A diagnosis of VPD is confirmed by the presence of Paget cells on histological examination. Immunohistochemical markers can be used to differentiate between cutaneous and non-cutaneous VPD, and may serve as a decision aid in the work-up of patients with VPD. Invasive disease should be excluded by accurate histological examination or by vulvar mapping. The risk of progression into invasive VPD or to metastasis after treatment for non-invasive VPD is low (2.8% and 1.9%, respectively), and the prognosis of non-invasive VPD is excellent. We therefore suggest that aggressive surgical treatment can be avoided in cases of non-invasive VPD. There seems to be a place for topical treatment, and sometimes more symptomatic treatment could be considered. Because of the lack of literature on SLN in VPD, there is no place for SLN procedures in VPD. In case of invasive VPD >1 mm, standard treatment of the groin area should consist of uni- or bilateral inguinofemoral lymphadenectomy.
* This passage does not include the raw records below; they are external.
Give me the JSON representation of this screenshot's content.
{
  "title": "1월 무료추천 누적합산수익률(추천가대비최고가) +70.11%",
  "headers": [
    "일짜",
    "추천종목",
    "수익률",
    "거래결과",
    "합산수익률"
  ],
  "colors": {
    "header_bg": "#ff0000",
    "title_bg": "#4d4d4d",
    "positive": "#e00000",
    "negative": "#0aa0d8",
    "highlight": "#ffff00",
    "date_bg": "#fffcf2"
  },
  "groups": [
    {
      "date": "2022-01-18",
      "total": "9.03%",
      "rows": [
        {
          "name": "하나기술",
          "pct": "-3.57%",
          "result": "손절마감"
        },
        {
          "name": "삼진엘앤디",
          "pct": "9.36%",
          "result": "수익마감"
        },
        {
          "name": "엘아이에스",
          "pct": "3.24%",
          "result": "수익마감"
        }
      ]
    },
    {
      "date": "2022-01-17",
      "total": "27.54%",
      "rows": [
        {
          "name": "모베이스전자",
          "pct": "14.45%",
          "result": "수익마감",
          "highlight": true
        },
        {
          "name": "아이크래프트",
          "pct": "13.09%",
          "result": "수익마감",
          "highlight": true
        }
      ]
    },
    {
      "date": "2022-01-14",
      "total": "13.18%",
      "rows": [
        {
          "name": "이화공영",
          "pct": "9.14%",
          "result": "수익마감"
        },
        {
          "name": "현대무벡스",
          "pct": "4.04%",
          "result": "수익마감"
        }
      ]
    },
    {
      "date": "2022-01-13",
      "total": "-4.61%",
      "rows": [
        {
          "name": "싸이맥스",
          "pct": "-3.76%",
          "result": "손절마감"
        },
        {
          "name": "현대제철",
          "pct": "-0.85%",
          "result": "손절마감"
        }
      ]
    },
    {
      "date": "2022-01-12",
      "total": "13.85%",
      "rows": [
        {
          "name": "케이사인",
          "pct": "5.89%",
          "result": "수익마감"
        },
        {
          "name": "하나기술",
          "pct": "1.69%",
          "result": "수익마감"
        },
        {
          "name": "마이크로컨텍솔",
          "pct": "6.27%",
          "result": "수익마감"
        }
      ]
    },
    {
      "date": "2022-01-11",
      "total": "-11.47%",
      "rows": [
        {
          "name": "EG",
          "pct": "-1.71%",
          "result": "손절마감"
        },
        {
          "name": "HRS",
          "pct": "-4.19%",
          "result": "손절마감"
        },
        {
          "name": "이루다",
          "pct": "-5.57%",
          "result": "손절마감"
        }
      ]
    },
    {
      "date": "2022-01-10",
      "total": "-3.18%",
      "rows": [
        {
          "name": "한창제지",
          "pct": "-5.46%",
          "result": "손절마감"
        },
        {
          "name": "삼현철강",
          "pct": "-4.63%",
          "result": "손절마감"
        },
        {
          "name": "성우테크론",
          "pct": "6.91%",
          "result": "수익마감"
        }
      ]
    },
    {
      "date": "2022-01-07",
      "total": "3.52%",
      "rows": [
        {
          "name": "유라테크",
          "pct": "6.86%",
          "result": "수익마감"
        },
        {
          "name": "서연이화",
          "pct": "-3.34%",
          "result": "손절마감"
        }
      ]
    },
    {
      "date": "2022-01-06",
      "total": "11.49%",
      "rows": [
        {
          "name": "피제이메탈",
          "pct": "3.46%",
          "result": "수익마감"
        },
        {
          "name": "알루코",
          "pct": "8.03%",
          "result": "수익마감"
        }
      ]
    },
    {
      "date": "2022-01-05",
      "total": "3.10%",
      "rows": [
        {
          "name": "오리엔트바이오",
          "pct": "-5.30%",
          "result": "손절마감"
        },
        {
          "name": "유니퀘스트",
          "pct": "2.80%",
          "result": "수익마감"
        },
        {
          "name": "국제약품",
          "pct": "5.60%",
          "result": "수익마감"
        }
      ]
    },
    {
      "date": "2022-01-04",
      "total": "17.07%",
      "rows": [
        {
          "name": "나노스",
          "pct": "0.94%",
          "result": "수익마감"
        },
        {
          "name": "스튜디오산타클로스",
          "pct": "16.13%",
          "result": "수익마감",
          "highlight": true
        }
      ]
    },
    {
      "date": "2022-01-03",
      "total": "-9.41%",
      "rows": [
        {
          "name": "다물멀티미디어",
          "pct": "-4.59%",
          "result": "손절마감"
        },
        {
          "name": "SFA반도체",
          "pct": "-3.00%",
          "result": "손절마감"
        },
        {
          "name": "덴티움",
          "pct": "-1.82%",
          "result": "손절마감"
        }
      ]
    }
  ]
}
The risk of recurrence after standard surgical treatment is high i.e. about 35% for non-invasive VPD. The use of topical imiquimod cream for the treatment of VPD shows promising results in small case series, but more research is needed before definite conclusions can be drawn. One ongoing study on this topic is registered at clinicaltrials.gov (NCT00504023); which is currently not recruiting. Our group has started an observational trial in 20 patients with non-invasive VPD and is currently recruiting patients (NCT02385188).
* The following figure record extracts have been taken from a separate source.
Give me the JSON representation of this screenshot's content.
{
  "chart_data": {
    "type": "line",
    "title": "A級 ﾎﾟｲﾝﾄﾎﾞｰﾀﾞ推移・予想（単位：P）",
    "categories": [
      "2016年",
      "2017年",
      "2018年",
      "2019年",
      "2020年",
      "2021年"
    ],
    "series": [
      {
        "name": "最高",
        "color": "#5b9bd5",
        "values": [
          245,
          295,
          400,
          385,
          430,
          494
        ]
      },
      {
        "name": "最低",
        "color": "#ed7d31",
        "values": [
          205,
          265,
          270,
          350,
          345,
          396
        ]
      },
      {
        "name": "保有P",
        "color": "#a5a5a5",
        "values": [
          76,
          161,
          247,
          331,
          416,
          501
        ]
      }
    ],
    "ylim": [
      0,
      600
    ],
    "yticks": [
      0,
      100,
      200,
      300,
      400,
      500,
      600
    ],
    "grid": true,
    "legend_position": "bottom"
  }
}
Based on the results of this review, we suggest that the work-up of VPD patients should include a consultation that addresses symptoms that could indicate an underlying intestinal or urological malignancy. A full gynaecological examinationshould be performed, including rectal examination. A pap smear can be performed if no recent results are available, and a vulvar biopsy should be performed to confirm the VPD diagnosis. The immunohistochemical expression pattern can be used to distinguish primary from secondary VPD. Screening for an associated locoregional malignancy should be performed in non-cutaneous VPD, or if the patient has symptoms of a malignancy elsewhere. Even though the risk of progression into invasive VPD is small, invasion should be excluded in all patients by vulvar mapping.
Given its aggressive clinical behaviour, invasive VPD should be treated similarly to vulvar SCC. However, patients with non-invasive VPD can be treated with a symptomatic approach that should be individualized. In case of non-cutaneous VPD with an underlying intestinal or urological malignancy, individualized therapy should be provided. The location and extent of the malignancy and skin lesion should be taken into account along with symptoms and patient factors. We therefore propose a flowchart, based on the information reported in this review, which is intended to function as a supportive decision aid (Fig. 8). The treatment of patients with VPD should be individualized, taking into account the size and location of the lesion, the symptoms it causes, and individual patient factors.